Başbakan ise Brüksel’de AB Komisyonu’nu, ülkede yaşanan tüm olumsuzlukların paralel devlet menşeli olduğuna ikna etmeye çalışıyor. Söz konusu paralel çetenin yasadışı, sahte deliller üzerinden çok sayıda suçlu yarattığından, masumiyet karinesini hiçe saydığından dert yanıyor. Peki bu çetenin onca büyüyüp güçlenmesi sizin iradeniz ve desteğiniz dışında mı oldu? Onlar çeteleşirken siz nerdeydiniz? Madem öyle, o çetenin yargılamasına kurban giden onca aydın, gazeteci, asker, siyasetçi neden hâlâ içeride
Ergenekon’da, Balyoz’da, KCK’de insanların yıllardır sahte, düzmece delil, gizli, yalancı tanıklar diye bağıra bağıra dilinde tüy biterken duymazdan, görmezden, bilmezden gelenler iş iktidarı hedef alan yolsuzluk operasyonuna gelince nasıl da hemen idrak edebiliyorlar gerçekleri. Peki, AB tüm bu ikna çalışmasını ne derece samimi buldu, ne derece ikna oldu acaba…
İşte tüm bu keşmekeş, tüm bu başka bir ülkede veya başka bir zamanda olsa iktidarı yerinden sallaması beklenen gelişmeler süregiderken çok normal olarak ülkenin ana muhalefet partisinin iktidara çıkması beklenir. Peki beklenenin elde edileceğine dair umudumuz kuvvetli mi? Ne yazık ki hayır…
Geçen sene mayıs ayından bu yana ülkede toplumsal, siyasal ve ekonomik sarsıntıların ardı arkası kesilmiyor. Siyasi istikrarsızlık ekonomik istikrarsızlığa dönüşmüş durumda. Gezi olayları, 17 Aralık operasyonları, alev alan ekonomi derken normal koşullar altında tüm bu yaşananların iktidarı deyim yerindeyse yiyip bitirmesi beklenirdi. Muhalefet partilerinin hızla güç toplayacağı ve giderek iktidarın esamisinin okunmayacağı bir noktaya geçiş kaçınılmazdı. Nitekim tarihte de bunun örneğini, rüşvet ve yolsuzluğun iktidarları nasıl bitirdiğini, nasıl içten içe kemirdiğini pek çok kereler gördük. Ancak bu yaşananlara rağmen toplumda, muhalefetin, başta CHP’nin güçlendiğine, desteğinin arttığına yönelik esen kuvvetli bir rüzgâr hissedilmiyor.

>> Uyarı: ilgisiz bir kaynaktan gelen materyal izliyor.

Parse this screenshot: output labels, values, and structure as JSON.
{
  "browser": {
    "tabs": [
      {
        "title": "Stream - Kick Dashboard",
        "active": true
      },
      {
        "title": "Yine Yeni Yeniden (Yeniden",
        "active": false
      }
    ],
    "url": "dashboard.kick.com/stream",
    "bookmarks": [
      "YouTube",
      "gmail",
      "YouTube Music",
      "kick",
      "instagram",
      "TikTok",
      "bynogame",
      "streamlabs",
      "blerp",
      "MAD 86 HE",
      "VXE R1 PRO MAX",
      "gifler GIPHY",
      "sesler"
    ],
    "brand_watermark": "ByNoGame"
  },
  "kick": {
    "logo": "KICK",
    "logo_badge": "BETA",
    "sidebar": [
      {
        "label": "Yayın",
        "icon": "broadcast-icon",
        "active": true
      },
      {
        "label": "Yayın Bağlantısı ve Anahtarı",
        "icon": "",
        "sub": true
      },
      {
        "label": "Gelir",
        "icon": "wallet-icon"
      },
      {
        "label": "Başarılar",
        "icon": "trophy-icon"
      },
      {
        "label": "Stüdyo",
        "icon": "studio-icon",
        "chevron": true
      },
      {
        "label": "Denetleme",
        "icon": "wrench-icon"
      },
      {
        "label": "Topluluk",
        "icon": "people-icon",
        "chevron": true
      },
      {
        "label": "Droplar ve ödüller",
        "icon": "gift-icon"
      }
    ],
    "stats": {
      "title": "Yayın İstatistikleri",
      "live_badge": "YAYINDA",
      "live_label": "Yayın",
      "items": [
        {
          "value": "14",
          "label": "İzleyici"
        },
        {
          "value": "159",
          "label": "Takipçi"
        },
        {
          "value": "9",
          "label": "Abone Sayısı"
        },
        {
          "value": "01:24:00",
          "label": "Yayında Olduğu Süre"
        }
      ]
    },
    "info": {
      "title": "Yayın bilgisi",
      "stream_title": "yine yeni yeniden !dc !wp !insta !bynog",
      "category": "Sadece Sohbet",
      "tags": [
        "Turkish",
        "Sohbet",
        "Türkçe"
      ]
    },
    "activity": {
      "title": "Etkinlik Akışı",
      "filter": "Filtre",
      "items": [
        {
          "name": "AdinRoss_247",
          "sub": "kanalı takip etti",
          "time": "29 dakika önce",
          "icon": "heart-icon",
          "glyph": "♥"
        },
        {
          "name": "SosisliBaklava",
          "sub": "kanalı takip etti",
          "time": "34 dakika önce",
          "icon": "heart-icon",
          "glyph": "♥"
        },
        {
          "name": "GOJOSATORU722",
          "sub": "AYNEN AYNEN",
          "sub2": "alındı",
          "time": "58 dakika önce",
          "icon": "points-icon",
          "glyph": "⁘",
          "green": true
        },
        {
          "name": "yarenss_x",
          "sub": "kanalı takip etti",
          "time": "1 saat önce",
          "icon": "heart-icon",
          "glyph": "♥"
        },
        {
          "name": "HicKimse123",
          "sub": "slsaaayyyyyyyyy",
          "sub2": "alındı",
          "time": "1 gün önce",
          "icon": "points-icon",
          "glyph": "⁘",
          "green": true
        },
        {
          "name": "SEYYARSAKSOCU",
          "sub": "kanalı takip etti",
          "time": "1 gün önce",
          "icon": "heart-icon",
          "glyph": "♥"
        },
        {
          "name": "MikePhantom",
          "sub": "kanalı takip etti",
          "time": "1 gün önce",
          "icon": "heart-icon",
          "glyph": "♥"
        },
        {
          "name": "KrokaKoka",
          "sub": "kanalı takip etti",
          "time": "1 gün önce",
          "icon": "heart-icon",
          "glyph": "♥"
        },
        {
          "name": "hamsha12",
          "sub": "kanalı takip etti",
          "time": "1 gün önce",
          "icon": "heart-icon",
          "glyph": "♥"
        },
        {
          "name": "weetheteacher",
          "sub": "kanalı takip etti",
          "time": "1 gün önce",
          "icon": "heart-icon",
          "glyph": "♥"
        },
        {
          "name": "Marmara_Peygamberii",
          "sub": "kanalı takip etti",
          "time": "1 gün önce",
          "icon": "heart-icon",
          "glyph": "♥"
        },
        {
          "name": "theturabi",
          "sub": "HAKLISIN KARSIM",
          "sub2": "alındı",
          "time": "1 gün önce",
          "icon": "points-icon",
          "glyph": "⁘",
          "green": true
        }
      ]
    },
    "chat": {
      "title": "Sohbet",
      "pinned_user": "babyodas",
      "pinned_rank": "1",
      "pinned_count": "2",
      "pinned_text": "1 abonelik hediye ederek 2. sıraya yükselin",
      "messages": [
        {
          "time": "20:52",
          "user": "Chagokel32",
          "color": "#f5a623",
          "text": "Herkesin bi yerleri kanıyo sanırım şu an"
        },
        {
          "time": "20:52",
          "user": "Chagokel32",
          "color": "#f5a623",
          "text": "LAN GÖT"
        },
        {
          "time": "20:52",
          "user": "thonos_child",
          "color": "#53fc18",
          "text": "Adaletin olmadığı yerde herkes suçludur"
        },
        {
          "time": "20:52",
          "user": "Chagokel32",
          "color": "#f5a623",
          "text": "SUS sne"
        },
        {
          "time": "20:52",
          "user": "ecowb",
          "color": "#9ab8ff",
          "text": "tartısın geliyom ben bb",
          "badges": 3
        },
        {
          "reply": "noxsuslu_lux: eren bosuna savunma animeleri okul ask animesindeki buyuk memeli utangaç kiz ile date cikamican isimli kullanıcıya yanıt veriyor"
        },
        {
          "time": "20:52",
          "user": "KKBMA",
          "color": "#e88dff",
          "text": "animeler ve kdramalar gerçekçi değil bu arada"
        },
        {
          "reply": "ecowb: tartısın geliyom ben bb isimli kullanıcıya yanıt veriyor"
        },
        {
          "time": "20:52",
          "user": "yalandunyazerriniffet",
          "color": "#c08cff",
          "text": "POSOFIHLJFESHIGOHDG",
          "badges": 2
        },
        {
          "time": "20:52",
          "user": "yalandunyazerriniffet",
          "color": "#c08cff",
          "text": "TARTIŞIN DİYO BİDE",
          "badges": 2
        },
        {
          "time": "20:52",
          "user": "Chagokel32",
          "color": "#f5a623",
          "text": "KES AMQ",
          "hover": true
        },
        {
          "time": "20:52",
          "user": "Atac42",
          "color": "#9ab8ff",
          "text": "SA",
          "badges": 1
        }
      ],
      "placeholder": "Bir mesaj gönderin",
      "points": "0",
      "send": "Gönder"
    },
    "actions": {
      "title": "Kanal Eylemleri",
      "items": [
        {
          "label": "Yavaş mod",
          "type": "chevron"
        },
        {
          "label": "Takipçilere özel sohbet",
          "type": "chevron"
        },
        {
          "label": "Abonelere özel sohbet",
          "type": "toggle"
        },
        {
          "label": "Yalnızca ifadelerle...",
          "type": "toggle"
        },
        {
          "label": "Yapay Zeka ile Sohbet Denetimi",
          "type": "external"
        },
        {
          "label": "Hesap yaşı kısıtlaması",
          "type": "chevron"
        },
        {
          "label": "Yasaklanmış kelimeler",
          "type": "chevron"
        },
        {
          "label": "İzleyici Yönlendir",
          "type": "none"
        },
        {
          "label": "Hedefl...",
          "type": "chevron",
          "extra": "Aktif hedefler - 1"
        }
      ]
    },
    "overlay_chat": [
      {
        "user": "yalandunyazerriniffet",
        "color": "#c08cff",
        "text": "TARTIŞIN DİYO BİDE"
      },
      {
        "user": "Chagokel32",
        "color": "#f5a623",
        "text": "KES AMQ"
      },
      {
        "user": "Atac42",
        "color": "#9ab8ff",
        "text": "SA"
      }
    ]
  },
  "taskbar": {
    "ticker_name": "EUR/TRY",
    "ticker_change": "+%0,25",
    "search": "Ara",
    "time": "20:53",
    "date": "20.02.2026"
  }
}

Çünkü CHP’nin kendini yenileme ve yeni CHP süreci ona yer yer ne istediği belli olmayan bir parti imajı çiziyor ki bu imajın halk üzerindeki etkisi güven ve destek eksikliği, iktidar alternatifi olarak görülmemesi şeklinde vuku buluyor. Yerel yönetim seçimlerine giderken belediye başkan adaylarının ve meclis üyelerinin belirlenme sürecinde toplumu ikna edecek, nitelikli, doğru, ehliyetli adayların çıkartılması gerekir.
İstikrarlı bir duruş ve gerçek anlamda “herkesin partisi” olma çabasıyla birlikte söylem ve projelerle, toplumda iktidar alternatifi olma hissiyatı uyandırılmalıdır. CHP’nin de bütün eğilimleri kucakladığı, toplumsal koalisyonu hayata geçirmek zorunda olduğu ve bu dönüşümü doğru kavradığı, gelecek açısından yeni bir toplum mimarisinin zorunluluğu olarak kitlelere anlatılmalı ve doğru okunmalıdır.
Toplumu, “soyuyorsa beni soyuyor, sana ne?” mantığına teslim olmaktan kurtaracak parti CHP olmalıdır. Aksi halde onu zafere taşıyacak rüzgârı yakalamak hayal olmaktan öteye geçemeyecek, malumun ilanı yine kaçınılmaz olacaktır.